The Chicago-based specialty intermediary completed its acquisition of JM Wilson during the quarter and earlier this week announced it agreed to acquire Toronto-based managing general underwriter Stewart Specialty Risk Underwriting, which has approximately $13 million in annual revenue.

Ryan Specialty onboarded key talent across Ryan Re and also formed Ryan Alternative Capital Re, a collateralized reinsurance vehicle, in the quarter, Mr. Ryan said.

The company is confident in its ability to deliver yet another year of double-digit organic growth in 2025, and well-positioned to sustain similar levels of full-year organic growth into 2026, he said.

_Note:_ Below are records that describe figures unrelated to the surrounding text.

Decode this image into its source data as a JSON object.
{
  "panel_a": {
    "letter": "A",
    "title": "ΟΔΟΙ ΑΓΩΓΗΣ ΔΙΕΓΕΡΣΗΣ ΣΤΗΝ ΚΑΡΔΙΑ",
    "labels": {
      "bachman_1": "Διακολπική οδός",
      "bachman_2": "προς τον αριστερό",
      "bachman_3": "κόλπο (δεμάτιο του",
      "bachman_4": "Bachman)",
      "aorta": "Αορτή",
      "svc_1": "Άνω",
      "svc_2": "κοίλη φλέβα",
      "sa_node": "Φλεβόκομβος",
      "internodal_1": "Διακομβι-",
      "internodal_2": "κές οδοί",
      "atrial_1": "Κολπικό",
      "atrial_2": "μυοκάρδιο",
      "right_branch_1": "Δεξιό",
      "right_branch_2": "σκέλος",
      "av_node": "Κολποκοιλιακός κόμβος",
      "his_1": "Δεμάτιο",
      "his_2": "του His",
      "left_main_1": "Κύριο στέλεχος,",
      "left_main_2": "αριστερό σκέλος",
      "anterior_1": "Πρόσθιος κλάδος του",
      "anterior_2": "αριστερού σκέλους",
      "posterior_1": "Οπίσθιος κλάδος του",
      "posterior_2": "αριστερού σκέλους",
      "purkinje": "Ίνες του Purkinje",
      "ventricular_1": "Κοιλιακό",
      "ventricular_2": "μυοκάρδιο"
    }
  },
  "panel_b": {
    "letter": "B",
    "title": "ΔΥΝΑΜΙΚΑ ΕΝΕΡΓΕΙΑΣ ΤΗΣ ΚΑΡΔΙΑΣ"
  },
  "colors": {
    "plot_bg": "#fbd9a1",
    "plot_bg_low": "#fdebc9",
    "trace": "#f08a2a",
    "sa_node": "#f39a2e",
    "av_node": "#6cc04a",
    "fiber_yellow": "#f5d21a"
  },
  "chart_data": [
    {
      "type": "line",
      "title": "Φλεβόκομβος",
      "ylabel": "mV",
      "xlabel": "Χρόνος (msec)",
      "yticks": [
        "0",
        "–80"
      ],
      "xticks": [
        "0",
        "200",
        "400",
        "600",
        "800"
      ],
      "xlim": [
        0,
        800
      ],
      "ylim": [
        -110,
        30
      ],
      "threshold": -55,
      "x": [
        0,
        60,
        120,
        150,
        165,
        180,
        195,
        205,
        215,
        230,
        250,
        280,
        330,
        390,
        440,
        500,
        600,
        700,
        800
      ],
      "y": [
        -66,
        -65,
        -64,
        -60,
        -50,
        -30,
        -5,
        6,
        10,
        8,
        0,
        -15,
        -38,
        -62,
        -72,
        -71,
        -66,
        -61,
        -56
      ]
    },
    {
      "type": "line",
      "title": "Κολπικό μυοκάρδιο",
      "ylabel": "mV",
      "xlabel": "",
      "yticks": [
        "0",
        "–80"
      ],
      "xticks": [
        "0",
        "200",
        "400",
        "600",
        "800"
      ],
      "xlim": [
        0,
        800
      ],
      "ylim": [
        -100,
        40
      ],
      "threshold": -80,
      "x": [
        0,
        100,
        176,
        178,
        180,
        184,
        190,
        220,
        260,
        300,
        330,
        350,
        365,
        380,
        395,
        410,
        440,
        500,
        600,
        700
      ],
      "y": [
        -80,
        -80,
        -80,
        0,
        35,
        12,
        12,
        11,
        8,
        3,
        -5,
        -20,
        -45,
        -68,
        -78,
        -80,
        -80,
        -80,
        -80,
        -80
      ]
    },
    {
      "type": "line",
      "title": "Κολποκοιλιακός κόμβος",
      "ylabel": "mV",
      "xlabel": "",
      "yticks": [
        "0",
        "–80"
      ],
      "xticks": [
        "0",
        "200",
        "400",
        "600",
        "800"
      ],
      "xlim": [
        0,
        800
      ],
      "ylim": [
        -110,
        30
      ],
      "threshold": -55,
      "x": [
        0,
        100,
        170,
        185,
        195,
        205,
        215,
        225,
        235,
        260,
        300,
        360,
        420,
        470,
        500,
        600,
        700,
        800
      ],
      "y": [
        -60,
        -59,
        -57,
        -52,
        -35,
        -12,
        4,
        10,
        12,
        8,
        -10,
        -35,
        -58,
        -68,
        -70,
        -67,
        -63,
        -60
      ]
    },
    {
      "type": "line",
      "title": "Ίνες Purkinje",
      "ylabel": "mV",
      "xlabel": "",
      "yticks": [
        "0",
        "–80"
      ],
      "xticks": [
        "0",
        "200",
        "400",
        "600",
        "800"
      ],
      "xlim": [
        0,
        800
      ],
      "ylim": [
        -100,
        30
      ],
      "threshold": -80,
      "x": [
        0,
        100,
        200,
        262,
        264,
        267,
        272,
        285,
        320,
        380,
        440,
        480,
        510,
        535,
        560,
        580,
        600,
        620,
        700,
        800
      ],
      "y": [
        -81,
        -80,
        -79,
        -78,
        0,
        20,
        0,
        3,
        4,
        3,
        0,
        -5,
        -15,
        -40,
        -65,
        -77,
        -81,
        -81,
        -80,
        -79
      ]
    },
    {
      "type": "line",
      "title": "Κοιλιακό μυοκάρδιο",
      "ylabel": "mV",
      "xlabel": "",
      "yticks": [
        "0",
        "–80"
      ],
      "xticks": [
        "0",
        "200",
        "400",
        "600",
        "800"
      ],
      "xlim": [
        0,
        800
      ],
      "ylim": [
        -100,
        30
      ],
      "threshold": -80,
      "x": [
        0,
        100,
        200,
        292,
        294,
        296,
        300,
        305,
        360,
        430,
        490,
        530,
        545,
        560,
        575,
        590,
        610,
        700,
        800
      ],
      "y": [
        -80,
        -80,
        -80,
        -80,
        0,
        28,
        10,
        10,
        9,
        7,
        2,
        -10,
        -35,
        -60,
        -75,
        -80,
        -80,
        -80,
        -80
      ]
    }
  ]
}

Among its three divisions, wholesale brokerage reported net commissions and fees of $376.8 million, up 8.7%; underwriting management reported $273.1 million, up 65.6%; and binding authority reported $89.6 million, up 17.2%.

Ryan Specialty saw growth across the majority of its casualty lines and modest growth in property lines across all three specialties.

The company reported net income of $62.7 million, up 118.6% from last year’s third quarter.

Ryan Specialty had an “outstanding quarter” in the face of a very challenging property rate environment, CEO Tim Turner said.

“We expect the fourth quarter to face continued deterioration of property pricing given what looks like another benign hurricane season,” Mr. Turner said.

However, the long-term outlook remains optimistic due to the frequency and severity of catastrophe events, as well as the growing population in cat-affected areas, which creates increased demand for E&S property coverage, he said.

“Irrespective of the market cycle, we continue to expect property to be an important contributor to our growth over the long term,” he said.

Ryan Specialty’s casualty practice continues to deliver strong results, driven by new business and high renewal retention, he said.

Pockets of growth in the construction sector during the quarter were driven by rising demand for data center buildouts.

“We also saw strength in a number of other lines, most notably transportation, habitational risks, public entities, sports and entertainment, health care, social and human services and consumer product liability,” he said. Professional lines also saw solid growth despite ongoing pricing pressure.

Casualty loss trends driven by economic and social inflation continue to influence insurers to increase rates, refine their appetite and in some cases step back from certain products, he said.

As many of these products move into the specialty and E&S markets, the E&S market continues to respond in a disciplined manner, he said.

“With typical loss trends likely to continue, we see a long runway for sustained casualty pricing in the non-admitted market,” Mr. Turner said.